Les Anglais vinrent tardivement à l’Opéra. À la suite de la restauration de la monarchie en 1660, on aurait pu s’attendre à un engouement général pour ce genre nouveau. Car l’étranger revenait à la mode ; le roi Charles II lui-même donna la réplique aux Vingt-Quatre Violons du Roi de Louis XIV en créant sa propre formation, tandis qu’en France, l’opéra italien prit un nouvel essor dans sa terre adoptive. Mais en Angleterre, les premières tentatives de transplantation de l’opéra, en italien ou en anglais, échouèrent sans qu’i1 y ait pour cela de raisons évidentes. En revanche, la pratique locale d’insérer des intermèdes musicaux dans des pièces de théâtre ou dans des masques, s’imposait plus fortement. Ces pièces pouvaient servir soit d’introduction (Ouvertures), soit de commentaire (airs, chœurs et autres pièces vocales), ou encore d’accompagnement aux chorégraphies ; mais le plus souvent, leur rapport avec l’action scénique était minime. A mi-chemin entre cette sorte d’intermède et l’opéra proprement dit, il y avait le « semi-opéra », type indigène né plus vraisemblablement d’une forte méfiance envers l‘opéra que de considérations financières : la dépense relative d’une représentation scénique de The Fairy Queen étant sans doute comparable à celle d’un opéra continental.

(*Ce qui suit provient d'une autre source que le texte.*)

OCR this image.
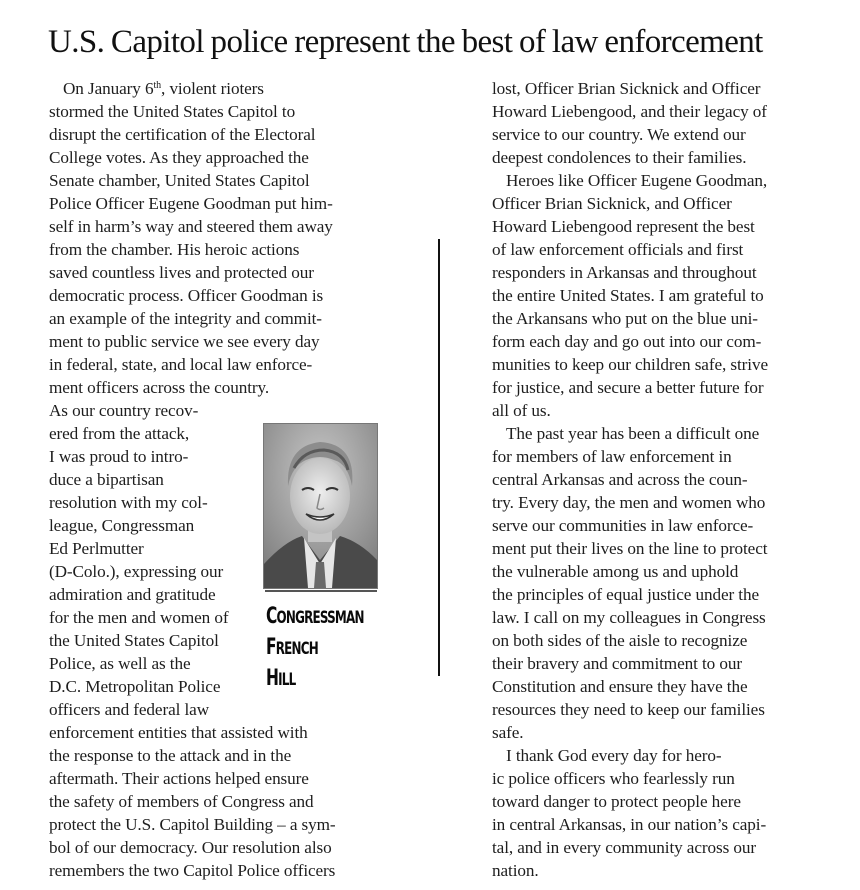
U.S. Capitol police represent the best of law enforcement
On January 6th, violent rioters
stormed the United States Capitol to
disrupt the certification of the Electoral
College votes. As they approached the
Senate chamber, United States Capitol
Police Officer Eugene Goodman put him-
self in harm’s way and steered them away
from the chamber. His heroic actions
saved countless lives and protected our
democratic process. Officer Goodman is
an example of the integrity and commit-
ment to public service we see every day
in federal, state, and local law enforce-
ment officers across the country.
As our country recov-
ered from the attack,
I was proud to intro-
duce a bipartisan
resolution with my col-
league, Congressman
Ed Perlmutter
(D-Colo.), expressing our
admiration and gratitude
for the men and women of
the United States Capitol
Police, as well as the
D.C. Metropolitan Police
officers and federal law
enforcement entities that assisted with
the response to the attack and in the
aftermath. Their actions helped ensure
the safety of members of Congress and
protect the U.S. Capitol Building – a sym-
bol of our democracy. Our resolution also
remembers the two Capitol Police officers
lost, Officer Brian Sicknick and Officer
Howard Liebengood, and their legacy of
service to our country. We extend our
deepest condolences to their families.
Heroes like Officer Eugene Goodman,
Officer Brian Sicknick, and Officer
Howard Liebengood represent the best
of law enforcement officials and first
responders in Arkansas and throughout
the entire United States. I am grateful to
the Arkansans who put on the blue uni-
form each day and go out into our com-
munities to keep our children safe, strive
for justice, and secure a better future for
all of us.
The past year has been a difficult one
for members of law enforcement in
central Arkansas and across the coun-
try. Every day, the men and women who
serve our communities in law enforce-
ment put their lives on the line to protect
the vulnerable among us and uphold
the principles of equal justice under the
law. I call on my colleagues in Congress
on both sides of the aisle to recognize
their bravery and commitment to our
Constitution and ensure they have the
resources they need to keep our families
safe.
I thank God every day for hero-
ic police officers who fearlessly run
toward danger to protect people here
in central Arkansas, in our nation’s capi-
tal, and in every community across our
nation.
CONGRESSMAN
FRENCH
HILL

Le nombre de représentations scéniques auxquelles Henry Purcell participa se situe autour de la cinquantaine ; souvent s’agissait-il de collaborations avec d’autres musiciens. Seul Didon et Énée peut être compté parmi les véritables opéras (dans le sens d’une action scénique mise entièrement en musique), démontrant à tout le moins que le compositeur n’éprouvait aucune réserve de principe envers l’opéra. Hors Didon et Énée, la plus belle part de cette production théâtrale revient aux cinq semi-opéras composés entre 1690 et 1695, l’année de la mort de Purcell. Seul le scenario de King Arthur, sur un texte original de John Dryden, fut conçu dans le but exprès d’y introduire la musique de Purcell ; les autres sont des adaptations de pièces pré-existantes. Par ailleurs, les semi-opéras se distinguent des autres musiques de scène par l’intégration plus serrée de la musique dans la trame narrative (surtout dans The Fairy Queen), et par l’importance accordée à la chorégraphie. Le présent enregistrement comprend la plupart de la musique instrumentale associée au tout premier semi-opéra, The Prophetess (1690), connu également sous le titre de Dioclesian, et au plus éblouissant d’entre eux, The Fairy Queen (1692), tiré de A Midsummer-Nights Dream de Shakespeare. Dans les deux œuvres, chaque acte scénique est précédé d’une introduction instrumentale plus ou moins importante (parfois appelée « act tune »), tandis que l’œuvre entière débute par une série de mouvements s’apparentant à la Suite, et comprenant une Ouverture à la française. La musique préliminaire pour The Fairy Queen est particulièrement élaborée. Les actes sont constitués de pièces vocales et de pièces instrumentales, pour la plupart de moindre envergure, les unes servant à camper scènes et personnages, les autres servant de prétexte à la danse, sur le modèle des intermèdes tant prisés au théâtre français de l’époque. A vrai dire, et malgré l’exhortation bien connue du compositeur à adopter le goût italien de préférence à « la légèreté et la badinerie de nos voisins », la musique que nous entendons ici serait inconcevable (même à cette époque tardive de la production de Purcell) sans l’exemple de Lully.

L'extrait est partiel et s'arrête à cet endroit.